Continuing our comments on the summer budget, we now look at the proposals for “Non-doms” generally (the proposals for dealing with UK residential property of Non-doms are worth a separate article in their own right).
Those who read our earlier article during the election campaign (“Dodgy Non-doms” 14th April, 2015) will be familiar with the background. For years, people categorised as domiciled in another country (including people who had originated here and then moved “permanently” to another country before coming back to be resident here – the so-called “boomerang Non-doms”) were taxed only on their UK income and on any foreign income “remitted” to this country. When the government finally woke up to how many people were benefitting from this arrangement they decided, as governments do, not to stop the practice but to tax it, by introducing the “Remittance Basis Charge”: a “licence fee” effectively, charging Non-doms £30,000 annually for the privilege of being taxed on this basis. Finding that this raised a bit of revenue and won some votes, the offensive against Non-doms was stepped up with the introduction of “Annual Tax on Enveloped Dwellings” (ATED), CGT for non-residents, denial of the personal allowance to remittance-basis taxpayers and other moves.
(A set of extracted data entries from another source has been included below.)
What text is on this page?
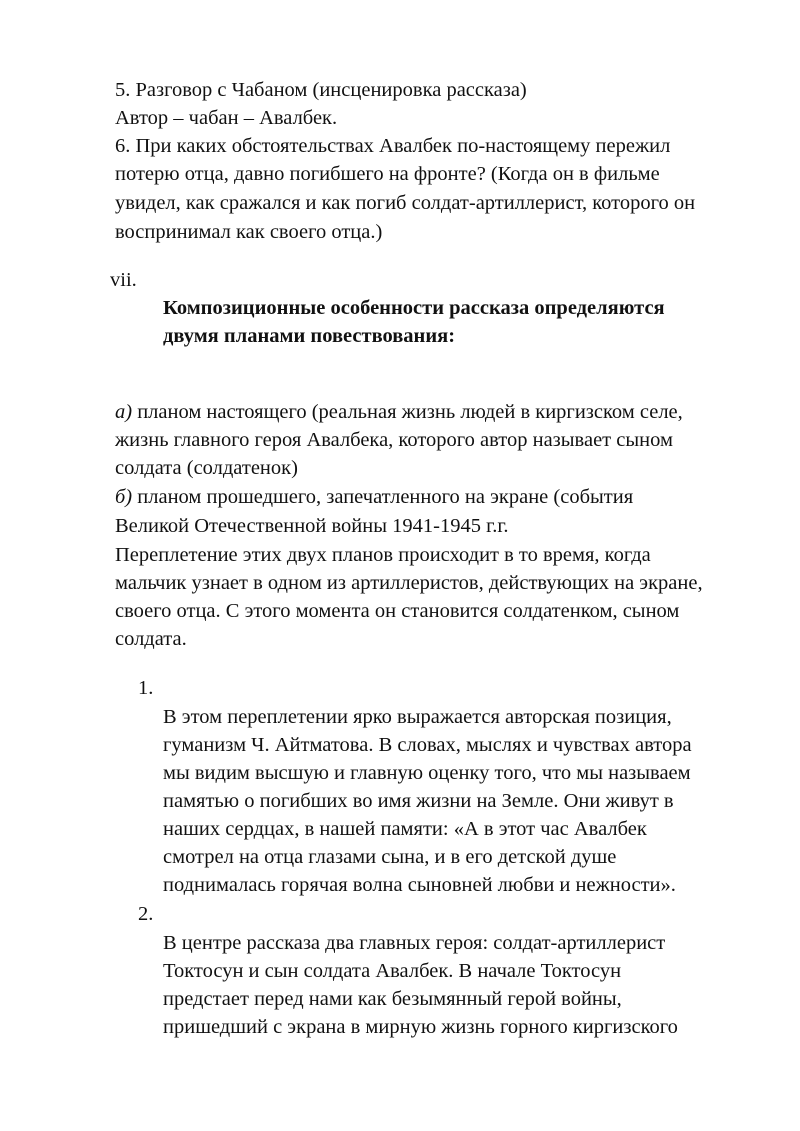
5. Разговор с Чабаном (инсценировка рассказа)
Автор – чабан – Авалбек.
6. При каких обстоятельствах Авалбек по-настоящему пережил
потерю отца, давно погибшего на фронте? (Когда он в фильме
увидел, как сражался и как погиб солдат-артиллерист, которого он
воспринимал как своего отца.)
vii.
Композиционные особенности рассказа определяются
двумя планами повествования:
а) планом настоящего (реальная жизнь людей в киргизском селе,
жизнь главного героя Авалбека, которого автор называет сыном
солдата (солдатенок)
б) планом прошедшего, запечатленного на экране (события
Великой Отечественной войны 1941-1945 г.г.
Переплетение этих двух планов происходит в то время, когда
мальчик узнает в одном из артиллеристов, действующих на экране,
своего отца. С этого момента он становится солдатенком, сыном
солдата.
1.
В этом переплетении ярко выражается авторская позиция,
гуманизм Ч. Айтматова. В словах, мыслях и чувствах автора
мы видим высшую и главную оценку того, что мы называем
памятью о погибших во имя жизни на Земле. Они живут в
наших сердцах, в нашей памяти: «А в этот час Авалбек
смотрел на отца глазами сына, и в его детской душе
поднималась горячая волна сыновней любви и нежности».
2.
В центре рассказа два главных героя: солдат-артиллерист
Токтосун и сын солдата Авалбек. В начале Токтосун
предстает перед нами как безымянный герой войны,
пришедший с экрана в мирную жизнь горного киргизского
In the summer budget last month, the government made good on its election promises by stepping up the pressure further. Having previously announced higher “Remittance Basis Charges” for Non-doms who are resident for extended periods of time the government has now announced that, effective from April 2017, anyone who has been resident in the UK in 15 or more of the last 20 years will, for that year and until their status changes, simply be “deemed” domiciled, whatever the strict legal position is. That means that they can no longer use the “remittance basis” and will be subject to income tax on their worldwide income, not just their UK income.
People good with figures will have noticed that, with less than two years to go until April 2017, if you have spent the last 15 years resident in the UK and have extensive offshore income, you have been comprehensively ambushed. Is there, then, going to be any “grandfathering” or transitional relief? The government, in the announcement accompanying the budget, says not. The proposals are subject to a consultation, and you can expect advisers of long-term Non-domiciled UK residents to cry foul over this aspect, but it is probably not possible to argue that this is unlawful retrospective taxation, as it only applies from April 2017 going forward, not to any past years.
Are there, then, any remaining advantages to being a Non-dom after you have been UK-resident for 15 years? Some, yes. Property settled offshore by a Non-dom into trust (the so-called “excluded property” trusts) remains exempt from Inheritance Tax. There are also still some taxes which will not apply to non-residents, so it is a real possibility that, having cried “wolf” so many times, this time around a number of Non-doms will simply leave the UK and live in one of their other homes around the world, realising gains from their non-UK property before returning here once the 15/20 “clock” has been re-set (a minimum of 5 years) to enjoy the benefits of the remittance basis once again. Holiday in Monaco, anyone?